Your number one focus should be to get rid of college debt, or any other debt as fast as possible. Your future’s so bright, that you don’t want to be bogged down by still paying your debts off in your 30s or 40s.
Do the math:
1. Figure out how much debt you have, and how fast can you pay it off.
2. By now you have a budget in place, which will allows you to understand what your basic needs are. Most of your discretionary money should be spent paying down your debt. If you have credit card debt, you should focus on paying higher interest rate balance first
3. Adding additional dollars beyond what you pay monthly (and by the way, remember that a lot of student loan providers give you 0.25% discount on your interest rate, if you set up auto payments) to your debt principal will help you in two ways:
a. Save money on interest paid over time
b. Speed up the debt payoff
4. You also might be interested in exploring jobs that help you pay off your loans, for example, Public Service loan forgiveness (if you have public service job or work infederal government, or serve in the military or Peace Corps.)
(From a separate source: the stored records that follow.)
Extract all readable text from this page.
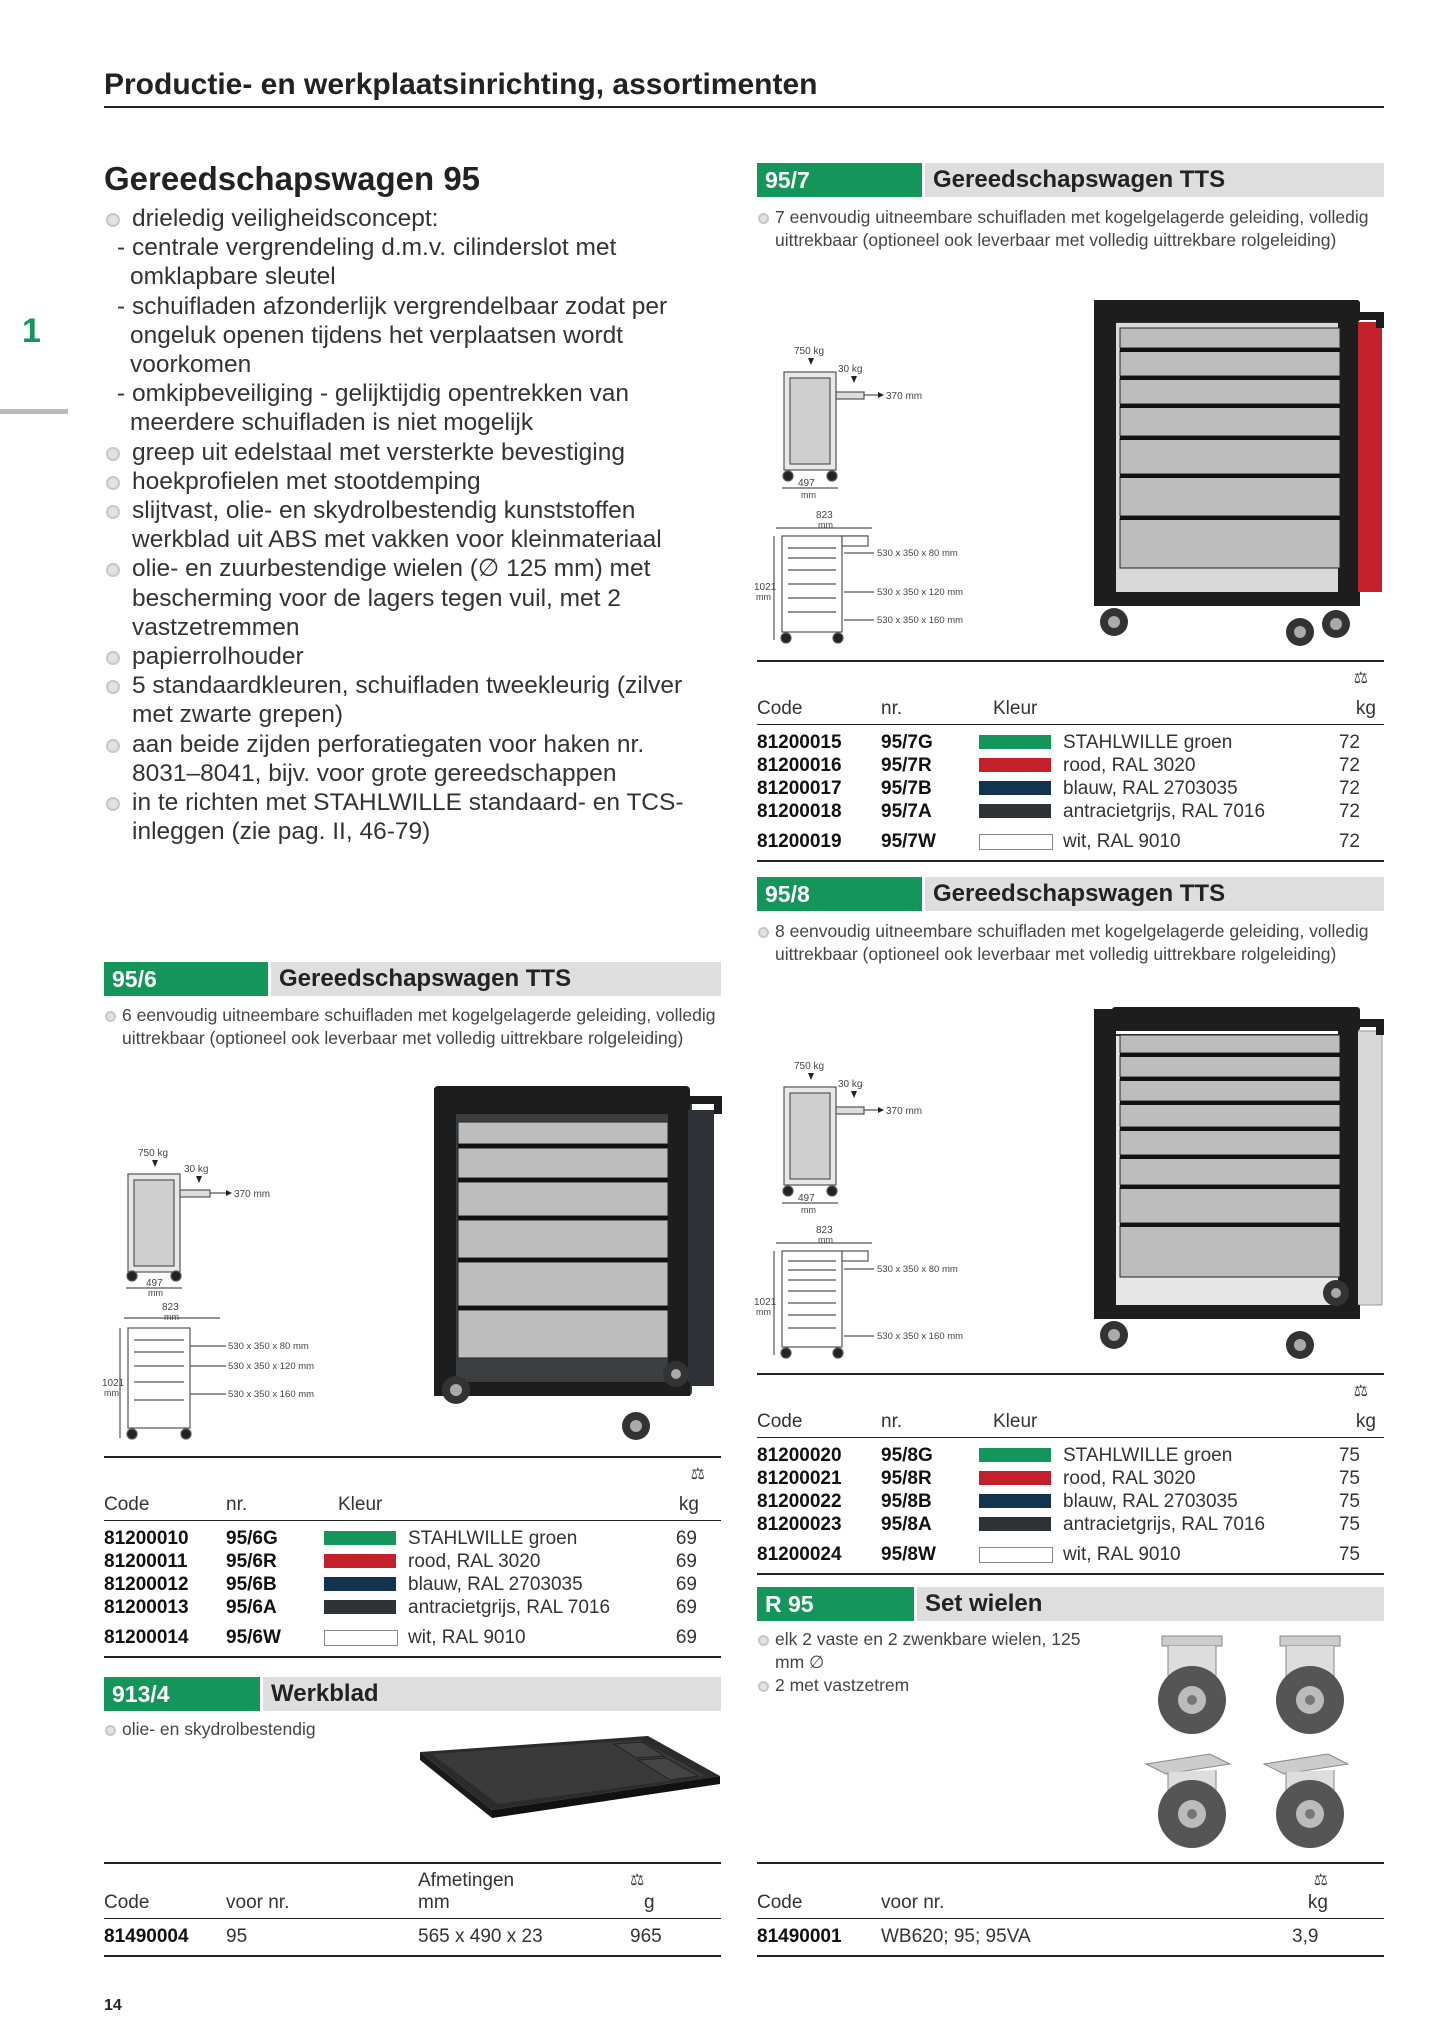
Productie- en werkplaatsinrichting, assortimenten
1
Gereedschapswagen 95
drieledig veiligheidsconcept:
- centrale vergrendeling d.m.v. cilinderslot met omklapbare sleutel
- schuifladen afzonderlijk vergrendelbaar zodat per ongeluk openen tijdens het verplaatsen wordt voorkomen
- omkipbeveiliging - gelijktijdig opentrekken van meerdere schuifladen is niet mogelijk
greep uit edelstaal met versterkte bevestiging
hoekprofielen met stootdemping
slijtvast, olie- en skydrolbestendig kunststoffen werkblad uit ABS met vakken voor kleinmateriaal
olie- en zuurbestendige wielen (∅ 125 mm) met bescherming voor de lagers tegen vuil, met 2 vastzetremmen
papierrolhouder
5 standaardkleuren, schuifladen tweekleurig (zilver met zwarte grepen)
aan beide zijden perforatiegaten voor haken nr. 8031–8041, bijv. voor grote gereedschappen
in te richten met STAHLWILLE standaard- en TCS-inleggen (zie pag. II, 46-79)
95/7	Gereedschapswagen TTS
7 eenvoudig uitneembare schuifladen met kogelgelagerde geleiding, volledig uittrekbaar (optioneel ook leverbaar met volledig uittrekbare rolgeleiding)
750 kg
30 kg
370 mm
497
mm
823
mm
1021
mm
530 x 350 x 80 mm
530 x 350 x 120 mm
530 x 350 x 160 mm
Code	nr.	Kleur
⚖
kg
81200015 95/7G	STAHLWILLE groen	72
81200016 95/7R	rood, RAL 3020	72
81200017 95/7B	blauw, RAL 2703035	72
81200018 95/7A	antracietgrijs, RAL 7016	72
81200019 95/7W	wit, RAL 9010	72
95/8	Gereedschapswagen TTS
8 eenvoudig uitneembare schuifladen met kogelgelagerde geleiding, volledig uittrekbaar (optioneel ook leverbaar met volledig uittrekbare rolgeleiding)
750 kg
30 kg
370 mm
497
mm
823
mm
1021
mm
530 x 350 x 80 mm
530 x 350 x 160 mm
Code	nr.	Kleur
⚖
kg
81200020 95/8G	STAHLWILLE groen	75
81200021 95/8R	rood, RAL 3020	75
81200022 95/8B	blauw, RAL 2703035	75
81200023 95/8A	antracietgrijs, RAL 7016	75
81200024 95/8W	wit, RAL 9010	75
95/6	Gereedschapswagen TTS
6 eenvoudig uitneembare schuifladen met kogelgelagerde geleiding, volledig uittrekbaar (optioneel ook leverbaar met volledig uittrekbare rolgeleiding)
750 kg
30 kg
370 mm
497
mm
823
mm
1021
mm
530 x 350 x 80 mm
530 x 350 x 120 mm
530 x 350 x 160 mm
Code	nr.	Kleur
⚖
kg
81200010 95/6G	STAHLWILLE groen	69
81200011 95/6R	rood, RAL 3020	69
81200012 95/6B	blauw, RAL 2703035	69
81200013 95/6A	antracietgrijs, RAL 7016	69
81200014 95/6W	wit, RAL 9010	69
913/4	Werkblad
olie- en skydrolbestendig
Code	voor nr.
Afmetingen
mm
⚖
g
81490004 95	565 x 490 x 23	965
R 95	Set wielen
elk 2 vaste en 2 zwenkbare wielen, 125 mm ∅
2 met vastzetrem
Code	voor nr.
⚖
kg
81490001 WB620; 95; 95VA	3,9
14
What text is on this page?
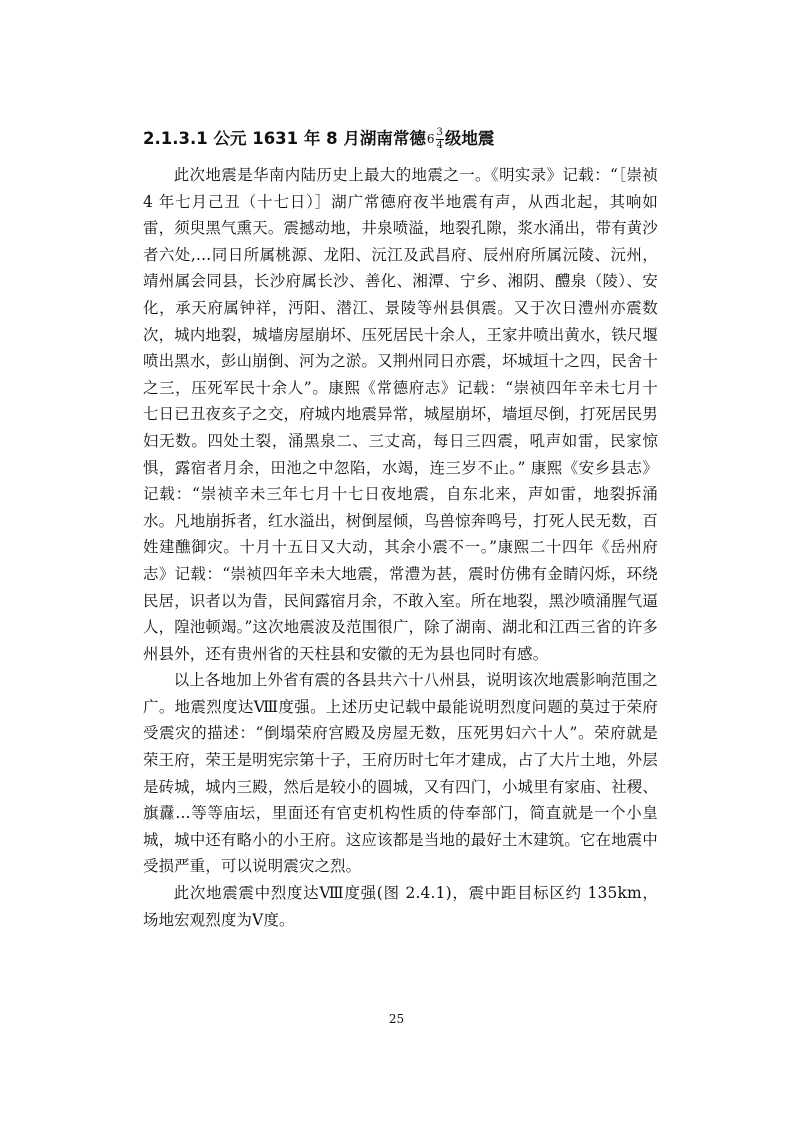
2.1.3.1 公元 1631 年 8 月湖南常德 $6 \frac{3}{4}$ 级地震

此次地震是华南内陆历史上最大的地震之一。《明实录》记载：“［崇祯 4 年七月己丑（十七日）］湖广常德府夜半地震有声，从西北起，其响如雷，须臾黑气熏天。震撼动地，井泉喷溢，地裂孔隙，浆水涌出，带有黄沙者六处,…同日所属桃源、龙阳、沅江及武昌府、辰州府所属沅陵、沅州，靖州属会同县，长沙府属长沙、善化、湘潭、宁乡、湘阴、醴泉（陵）、安化，承天府属钟祥，沔阳、潜江、景陵等州县俱震。又于次日澧州亦震数次，城内地裂，城墙房屋崩坏、压死居民十余人，王家井喷出黄水，铁尺堰喷出黑水，彭山崩倒、河为之淤。又荆州同日亦震，坏城垣十之四，民舍十之三，压死军民十余人”。康熙《常德府志》记载：“崇祯四年辛未七月十七日已丑夜亥子之交，府城内地震异常，城屋崩坏，墙垣尽倒，打死居民男妇无数。四处土裂，涌黑泉二、三丈高，每日三四震，吼声如雷，民家惊惧，露宿者月余，田池之中忽陷，水竭，连三岁不止。” 康熙《安乡县志》记载：“崇祯辛未三年七月十七日夜地震，自东北来，声如雷，地裂拆涌水。凡地崩拆者，红水溢出，树倒屋倾，鸟兽惊奔鸣号，打死人民无数，百姓建醮御灾。十月十五日又大动，其余小震不一。”康熙二十四年《岳州府志》记载：“崇祯四年辛未大地震，常澧为甚，震时仿佛有金睛闪烁，环绕民居，识者以为眚，民间露宿月余，不敢入室。所在地裂，黑沙喷涌腥气逼人，隍池顿竭。”这次地震波及范围很广，除了湖南、湖北和江西三省的许多州县外，还有贵州省的天柱县和安徽的无为县也同时有感。

以上各地加上外省有震的各县共六十八州县，说明该次地震影响范围之广。地震烈度达Ⅷ度强。上述历史记载中最能说明烈度问题的莫过于荣府受震灾的描述：“倒塌荣府宫殿及房屋无数，压死男妇六十人”。荣府就是荣王府，荣王是明宪宗第十子，王府历时七年才建成，占了大片土地，外层是砖城，城内三殿，然后是较小的圆城，又有四门，小城里有家庙、社稷、旗纛…等等庙坛，里面还有官吏机构性质的侍奉部门，简直就是一个小皇城，城中还有略小的小王府。这应该都是当地的最好土木建筑。它在地震中受损严重，可以说明震灾之烈。

此次地震震中烈度达Ⅷ度强(图 2.4.1)，震中距目标区约 135km，场地宏观烈度为Ⅴ度。

25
Tip #3 Start a Curveball account
And last, but not least, let’s talk about an emergency fund or what I like to call a “Curveball account.” I promise you, if you can master this step early on in your life, you will never have to worry about situations where you have to borrow for emergencies or opportunities. There is a huge power in having a stash of cash that you can tap into any time!
I know it might hard right now to even wrap your mind around the idea of being able to set aside emergency savings, since you are just starting to earn more income. But what choice do you have? If some unexpected event happens and you do not have a cushion, you are putting yourself further in the hole.
Let’s take baby steps. Begin by opening a savings account, earmark it as a “Rainy Day” fund or “Curveball account.”
I suggest an online, high-yield savings account that is connected to your checking account so that you can transfer funds back and forth.
Begin saving of at least $50 or $100 (or if you can do more, Awesome!!) from each paycheck. You will see that in time you will have a small stash of cash accumulated.
Your target should be to grow the balance in your Curveball account to the equivalent of 3 to 6 months of living expenses,
I promise that you will feel a lot more freedom once you start growing your Curveball fund.
These are very basic skills I’d love you to learn now. The real power lies in mastering them, because today is just the beginning of your new life as an adult. Knowing how to be Financially Smart is the best life skill you can learn early on!
I challenge you to Make Smart Financial Decisions!